La ségrégation de personnes d’autres races et de provenance étrangère montre que la différence de l’autre fait d’autant plus peur qu’elle pose des questions relatives à l’identité.

Le non-familier, l’étranger, le mystérieux nous effraient non seulement parce qu’ils nous sont inconnus, mais aussi parce qu’ils nous renvoient à nos propres zones d’ombre personnelles, à l’inquiétant en nous-mêmes, à notre propre identité.

Les gens racistes et sectaires ne veulent toutefois rien savoir des raisons qui feraient en sorte de contenir la manifestation de leurs impulsions hostiles à l’égard de ceux qu’ils discriminent. Ils sont à l’image de l’antisémite qui « a choisi d’être imperméable face à tous les raisonnements qui pourraient le convaincre d’abandonner son antisémitisme » (Jean-Paul Sartre, Réflexions sur la question juive). Ils ne sauraient se passer d’un exutoire qui leur permet de projeter sur d’autres la responsabilité des problèmes, difficultés et frustrations qu’ils éprouvent eux-mêmes et qu’ils s’avèrent incapables, mais surtout, non désireux de regarder en face.

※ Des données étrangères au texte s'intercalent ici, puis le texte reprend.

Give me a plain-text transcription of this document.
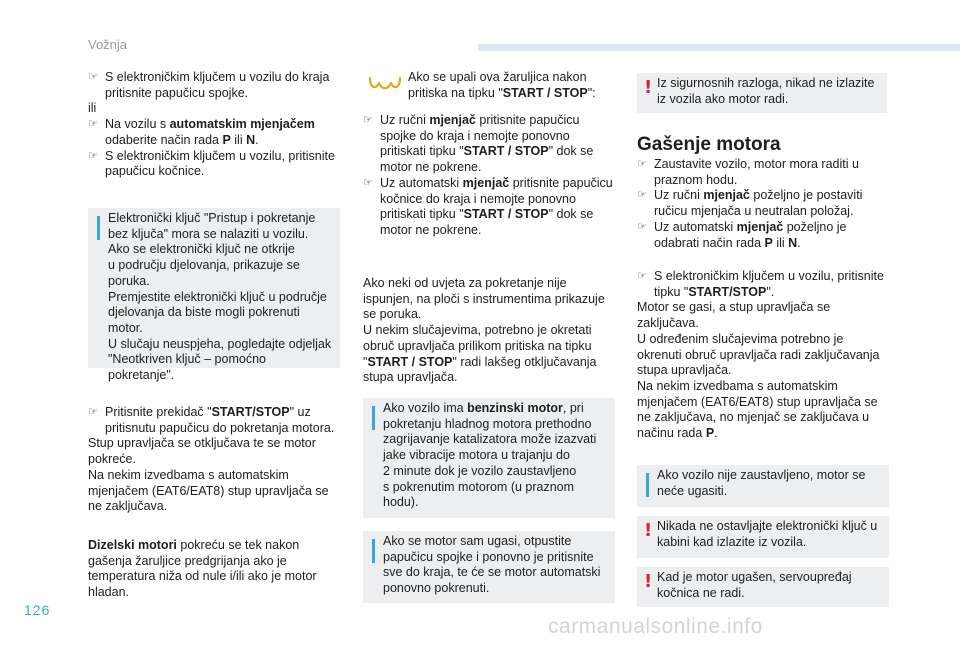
Vožnja
☞ S elektroničkim ključem u vozilu do kraja pritisnite papučicu spojke.
ili
☞ Na vozilu s automatskim mjenjačem odaberite način rada P ili N.
☞ S elektroničkim ključem u vozilu, pritisnite papučicu kočnice.

Elektronički ključ "Pristup i pokretanje bez ključa" mora se nalaziti u vozilu.
Ako se elektronički ključ ne otkrije
u području djelovanja, prikazuje se poruka.
Premjestite elektronički ključ u područje djelovanja da biste mogli pokrenuti motor.
U slučaju neuspjeha, pogledajte odjeljak "Neotkriven ključ – pomoćno pokretanje".

☞ Pritisnite prekidač "START/STOP" uz pritisnutu papučicu do pokretanja motora.
Stup upravljača se otključava te se motor pokreće.
Na nekim izvedbama s automatskim mjenjačem (EAT6/EAT8) stup upravljača se ne zaključava.
Dizelski motori pokreću se tek nakon gašenja žaruljice predgrijanja ako je temperatura niža od nule i/ili ako je motor hladan.
Ako se upali ova žaruljica nakon pritiska na tipku "START / STOP":
☞ Uz ručni mjenjač pritisnite papučicu spojke do kraja i nemojte ponovno pritiskati tipku "START / STOP" dok se motor ne pokrene.
☞ Uz automatski mjenjač pritisnite papučicu kočnice do kraja i nemojte ponovno pritiskati tipku "START / STOP" dok se motor ne pokrene.
Ako neki od uvjeta za pokretanje nije ispunjen, na ploči s instrumentima prikazuje se poruka.
U nekim slučajevima, potrebno je okretati obruč upravljača prilikom pritiska na tipku "START / STOP" radi lakšeg otključavanja stupa upravljača.

Ako vozilo ima benzinski motor, pri pokretanju hladnog motora prethodno zagrijavanje katalizatora može izazvati jake vibracije motora u trajanju do
2 minute dok je vozilo zaustavljeno
s pokrenutim motorom (u praznom hodu).

Ako se motor sam ugasi, otpustite papučicu spojke i ponovno je pritisnite sve do kraja, te će se motor automatski ponovno pokrenuti.

! Iz sigurnosnih razloga, nikad ne izlazite iz vozila ako motor radi.

Gašenje motora
☞ Zaustavite vozilo, motor mora raditi u praznom hodu.
☞ Uz ručni mjenjač poželjno je postaviti ručicu mjenjača u neutralan položaj.
☞ Uz automatski mjenjač poželjno je odabrati način rada P ili N.
☞ S elektroničkim ključem u vozilu, pritisnite tipku "START/STOP".
Motor se gasi, a stup upravljača se zaključava.
U određenim slučajevima potrebno je okrenuti obruč upravljača radi zaključavanja stupa upravljača.
Na nekim izvedbama s automatskim mjenjačem (EAT6/EAT8) stup upravljača se ne zaključava, no mjenjač se zaključava u načinu rada P.

Ako vozilo nije zaustavljeno, motor se neće ugasiti.

! Nikada ne ostavljajte elektronički ključ u kabini kad izlazite iz vozila.

! Kad je motor ugašen, servoupređaj kočnica ne radi.

126
carmanualsonline.info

Au Moyen Âge, on supposait volontiers que les juifs, les femmes et les personnes homosexuelles étaient habités par des démons qui leur prodiguaient des pouvoirs occultes. Régulièrement à l’intérieur des discours discriminatoires qui sont malheureusement encore tenus, on impute gratuitement à des personnes des intentions diaboliques, des vices prononcés, on leur prête de mauvaises intentions à notre égard. Cela relève de la croyance en la toute-puissance des pensées, celles que l’on a et celles que l’on prête à d’autres pour justifier, en quelque sorte par magie, ce pourquoi on les discrimine : « Il y a là exagération de la réalité psychique par rapport à la réalité matérielle, trait qui se rattache à la toute-puissance des pensées » (Sigmund Freud, L’inquiétante étrangeté). C’est bien ce qui se passe dans le racisme et dans les autres réactions d’exclusion du semblable à qui nous refusons toute parenté et solidarité humaine avec nous.